12.08  Where a claim recites an invention in generic terms, for the determination of novelty, the disclosure of a specific example falling within the parameters of the generic claim anticipates the generic claim. For example, a disclosure of copper in a prior art document defeats the novelty of metal as a generic concept, but not the novelty of any metal other than copper, and a disclosure of rivets defeats the novelty of fastening means as a generic concept, but not the novelty of any specific fastening means other than rivets.

12.09  An item of prior art that discloses a genus does not always anticipate a claim to a species falling within the genus. In other words, if a claim under examination recites a specific example, and that specific example is not explicitly named but falls within a generic disclosure found in an item of prior art, the claim is not anticipated unless the specific example is identified with sufficient specificity in the item of prior art. If the item of prior art identifies the claimed example with sufficient specificity, that example lacks novelty no matter how many other species are additionally described in the item of prior art.

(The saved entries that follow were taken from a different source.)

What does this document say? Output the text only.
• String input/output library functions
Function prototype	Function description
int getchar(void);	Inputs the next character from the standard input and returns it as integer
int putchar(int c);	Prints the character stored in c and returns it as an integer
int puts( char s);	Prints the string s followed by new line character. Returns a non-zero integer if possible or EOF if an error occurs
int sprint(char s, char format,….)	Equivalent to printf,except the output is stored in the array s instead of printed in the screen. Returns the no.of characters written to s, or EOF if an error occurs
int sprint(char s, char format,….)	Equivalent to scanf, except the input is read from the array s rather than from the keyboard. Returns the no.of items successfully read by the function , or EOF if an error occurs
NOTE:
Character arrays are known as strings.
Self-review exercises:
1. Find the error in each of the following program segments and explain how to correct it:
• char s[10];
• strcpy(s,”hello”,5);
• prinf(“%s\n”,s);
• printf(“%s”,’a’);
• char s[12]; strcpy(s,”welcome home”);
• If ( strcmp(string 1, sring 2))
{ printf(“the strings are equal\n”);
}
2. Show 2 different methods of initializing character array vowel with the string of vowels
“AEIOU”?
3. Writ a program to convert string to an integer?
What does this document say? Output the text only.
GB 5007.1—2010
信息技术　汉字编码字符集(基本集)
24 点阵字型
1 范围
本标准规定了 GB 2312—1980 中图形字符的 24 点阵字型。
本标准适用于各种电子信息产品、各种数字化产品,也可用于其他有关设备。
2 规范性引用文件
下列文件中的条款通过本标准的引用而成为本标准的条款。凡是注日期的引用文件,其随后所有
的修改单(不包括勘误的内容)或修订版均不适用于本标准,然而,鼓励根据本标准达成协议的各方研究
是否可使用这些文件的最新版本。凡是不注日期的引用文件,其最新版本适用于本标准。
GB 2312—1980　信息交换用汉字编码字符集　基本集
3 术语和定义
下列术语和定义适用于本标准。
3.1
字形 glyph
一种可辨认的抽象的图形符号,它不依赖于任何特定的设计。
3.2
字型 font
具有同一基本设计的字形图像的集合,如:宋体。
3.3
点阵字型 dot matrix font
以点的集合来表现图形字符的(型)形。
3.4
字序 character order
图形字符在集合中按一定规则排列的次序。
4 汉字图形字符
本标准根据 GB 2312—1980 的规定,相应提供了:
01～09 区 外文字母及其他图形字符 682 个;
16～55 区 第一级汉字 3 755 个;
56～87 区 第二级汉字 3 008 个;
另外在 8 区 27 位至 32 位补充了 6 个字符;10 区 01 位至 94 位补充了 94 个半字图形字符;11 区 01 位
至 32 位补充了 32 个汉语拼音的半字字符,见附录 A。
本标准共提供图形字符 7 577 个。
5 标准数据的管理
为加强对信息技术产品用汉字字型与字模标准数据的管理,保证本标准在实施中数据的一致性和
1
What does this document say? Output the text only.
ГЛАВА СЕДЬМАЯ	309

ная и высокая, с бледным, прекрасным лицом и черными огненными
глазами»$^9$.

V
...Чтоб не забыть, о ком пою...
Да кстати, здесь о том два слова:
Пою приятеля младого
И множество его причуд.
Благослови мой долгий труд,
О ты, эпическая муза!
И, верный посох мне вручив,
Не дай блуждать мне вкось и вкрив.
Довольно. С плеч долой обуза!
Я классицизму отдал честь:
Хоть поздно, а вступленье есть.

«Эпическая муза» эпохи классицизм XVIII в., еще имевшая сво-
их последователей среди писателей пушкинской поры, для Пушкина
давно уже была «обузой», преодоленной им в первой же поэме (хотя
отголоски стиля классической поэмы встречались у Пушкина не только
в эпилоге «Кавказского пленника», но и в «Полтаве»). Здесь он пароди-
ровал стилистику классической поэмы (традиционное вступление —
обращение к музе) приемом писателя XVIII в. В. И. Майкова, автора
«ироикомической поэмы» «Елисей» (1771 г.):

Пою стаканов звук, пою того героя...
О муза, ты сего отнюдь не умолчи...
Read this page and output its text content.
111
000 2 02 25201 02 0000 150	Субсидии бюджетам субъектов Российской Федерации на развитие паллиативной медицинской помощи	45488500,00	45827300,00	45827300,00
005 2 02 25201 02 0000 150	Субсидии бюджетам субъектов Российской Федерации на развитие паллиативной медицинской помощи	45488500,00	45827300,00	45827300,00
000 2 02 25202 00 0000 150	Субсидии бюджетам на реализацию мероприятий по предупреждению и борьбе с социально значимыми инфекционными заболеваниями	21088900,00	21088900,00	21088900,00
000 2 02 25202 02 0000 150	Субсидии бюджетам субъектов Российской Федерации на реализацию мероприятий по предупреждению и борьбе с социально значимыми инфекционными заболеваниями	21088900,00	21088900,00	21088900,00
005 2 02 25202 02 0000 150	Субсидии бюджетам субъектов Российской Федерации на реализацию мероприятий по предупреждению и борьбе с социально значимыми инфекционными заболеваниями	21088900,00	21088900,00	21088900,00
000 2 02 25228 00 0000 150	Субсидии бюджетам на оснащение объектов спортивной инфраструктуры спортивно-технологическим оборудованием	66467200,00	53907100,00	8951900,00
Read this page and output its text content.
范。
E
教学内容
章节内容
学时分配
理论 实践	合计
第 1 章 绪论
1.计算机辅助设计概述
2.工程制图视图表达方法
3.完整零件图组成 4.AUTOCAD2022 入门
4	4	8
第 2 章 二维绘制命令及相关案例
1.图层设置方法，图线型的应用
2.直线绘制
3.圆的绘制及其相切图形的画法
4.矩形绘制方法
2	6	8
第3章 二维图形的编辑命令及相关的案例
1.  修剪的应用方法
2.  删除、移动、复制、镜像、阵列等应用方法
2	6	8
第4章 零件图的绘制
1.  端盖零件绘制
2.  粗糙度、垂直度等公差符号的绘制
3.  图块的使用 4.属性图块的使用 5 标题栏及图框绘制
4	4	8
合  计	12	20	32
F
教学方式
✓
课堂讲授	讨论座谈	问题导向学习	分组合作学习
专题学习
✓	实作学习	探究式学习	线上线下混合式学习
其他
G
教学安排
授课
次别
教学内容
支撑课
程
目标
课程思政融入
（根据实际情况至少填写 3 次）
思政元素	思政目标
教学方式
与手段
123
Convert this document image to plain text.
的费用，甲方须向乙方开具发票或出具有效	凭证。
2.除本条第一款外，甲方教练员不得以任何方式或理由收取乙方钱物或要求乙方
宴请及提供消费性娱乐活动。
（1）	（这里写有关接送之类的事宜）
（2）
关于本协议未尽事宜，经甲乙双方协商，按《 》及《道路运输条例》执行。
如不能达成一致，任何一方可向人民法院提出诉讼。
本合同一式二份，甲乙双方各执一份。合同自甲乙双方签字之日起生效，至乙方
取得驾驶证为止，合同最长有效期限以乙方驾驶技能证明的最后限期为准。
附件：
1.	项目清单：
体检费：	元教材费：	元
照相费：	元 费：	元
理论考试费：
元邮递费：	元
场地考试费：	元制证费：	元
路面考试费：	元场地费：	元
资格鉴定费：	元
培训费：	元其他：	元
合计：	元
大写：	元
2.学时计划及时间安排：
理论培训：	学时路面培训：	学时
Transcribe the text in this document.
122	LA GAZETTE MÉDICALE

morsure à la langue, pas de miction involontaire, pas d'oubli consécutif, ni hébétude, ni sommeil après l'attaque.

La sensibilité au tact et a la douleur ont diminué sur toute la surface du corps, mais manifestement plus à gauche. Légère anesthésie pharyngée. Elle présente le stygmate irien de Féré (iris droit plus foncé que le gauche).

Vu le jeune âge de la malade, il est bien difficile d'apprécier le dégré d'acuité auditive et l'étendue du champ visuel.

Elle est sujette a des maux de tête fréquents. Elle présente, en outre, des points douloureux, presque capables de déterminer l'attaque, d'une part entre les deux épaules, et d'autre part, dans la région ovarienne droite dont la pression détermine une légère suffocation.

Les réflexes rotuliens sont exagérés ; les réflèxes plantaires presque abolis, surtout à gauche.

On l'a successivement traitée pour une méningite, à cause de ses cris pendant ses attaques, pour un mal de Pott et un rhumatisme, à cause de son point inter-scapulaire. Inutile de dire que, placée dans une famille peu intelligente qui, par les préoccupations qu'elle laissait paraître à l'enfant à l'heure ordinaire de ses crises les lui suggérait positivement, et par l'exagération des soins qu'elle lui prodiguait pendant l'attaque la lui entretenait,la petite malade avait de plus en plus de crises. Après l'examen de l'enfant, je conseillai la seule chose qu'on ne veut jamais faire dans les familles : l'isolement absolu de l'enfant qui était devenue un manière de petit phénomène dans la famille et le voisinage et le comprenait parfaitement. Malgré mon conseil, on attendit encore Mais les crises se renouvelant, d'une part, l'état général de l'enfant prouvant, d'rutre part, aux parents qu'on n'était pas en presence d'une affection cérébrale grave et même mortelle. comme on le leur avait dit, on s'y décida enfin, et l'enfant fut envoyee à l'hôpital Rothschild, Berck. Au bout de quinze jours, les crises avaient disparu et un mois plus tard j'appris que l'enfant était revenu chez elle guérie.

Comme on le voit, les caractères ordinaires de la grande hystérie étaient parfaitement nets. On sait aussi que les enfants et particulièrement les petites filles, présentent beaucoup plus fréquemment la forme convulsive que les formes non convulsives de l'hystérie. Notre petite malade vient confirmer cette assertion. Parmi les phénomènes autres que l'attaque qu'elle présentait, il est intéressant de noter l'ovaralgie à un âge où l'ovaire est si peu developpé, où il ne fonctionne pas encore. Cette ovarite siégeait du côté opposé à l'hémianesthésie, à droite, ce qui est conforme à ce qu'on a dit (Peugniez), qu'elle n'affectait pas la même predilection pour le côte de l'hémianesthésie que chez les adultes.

12.10  A specific example in the item of prior art which is within a claimed range anticipates the range claimed. Therefore, where, as by a recitation of ranges or otherwise, a claim covers several compositions, the claim is anticipated if one of them is described in the item of prior art. For example, a claim to titanium (Ti) alloy with 0.6 to 0.7% nickel (Ni) and 0.2 to 0.4% Molybdenum (Mo) would be anticipated by an item of prior art that describes a Ti alloy containing 0.65% Ni and 0.3% Mo. Where an item of prior art discloses a range which touches, overlaps or is within the claimed range, but does not disclose a specific example falling within the claimed range, a case by case determination must be made as to the novelty of the claim. In order to anticipate the claim, the claimed subject matter should be disclosed with sufficient specificity in the item of prior art. If the claim is directed to a narrow range, the item of prior art discloses a broad range, and the claimed narrow range is not merely one way of carrying out the teaching of the item of prior art (for example, there is evidence that the effect of the selection (for example, unexpected results) occurred in all probability only within the claimed narrow range), depending on the other facts of the case, it may be reasonable to conclude that the narrow range is not disclosed with sufficient specificity in the prior art in order to anticipate the claims (a selection invention). The unexpected results may also render the claims unobvious. See Chapter 13 – Inventive Step.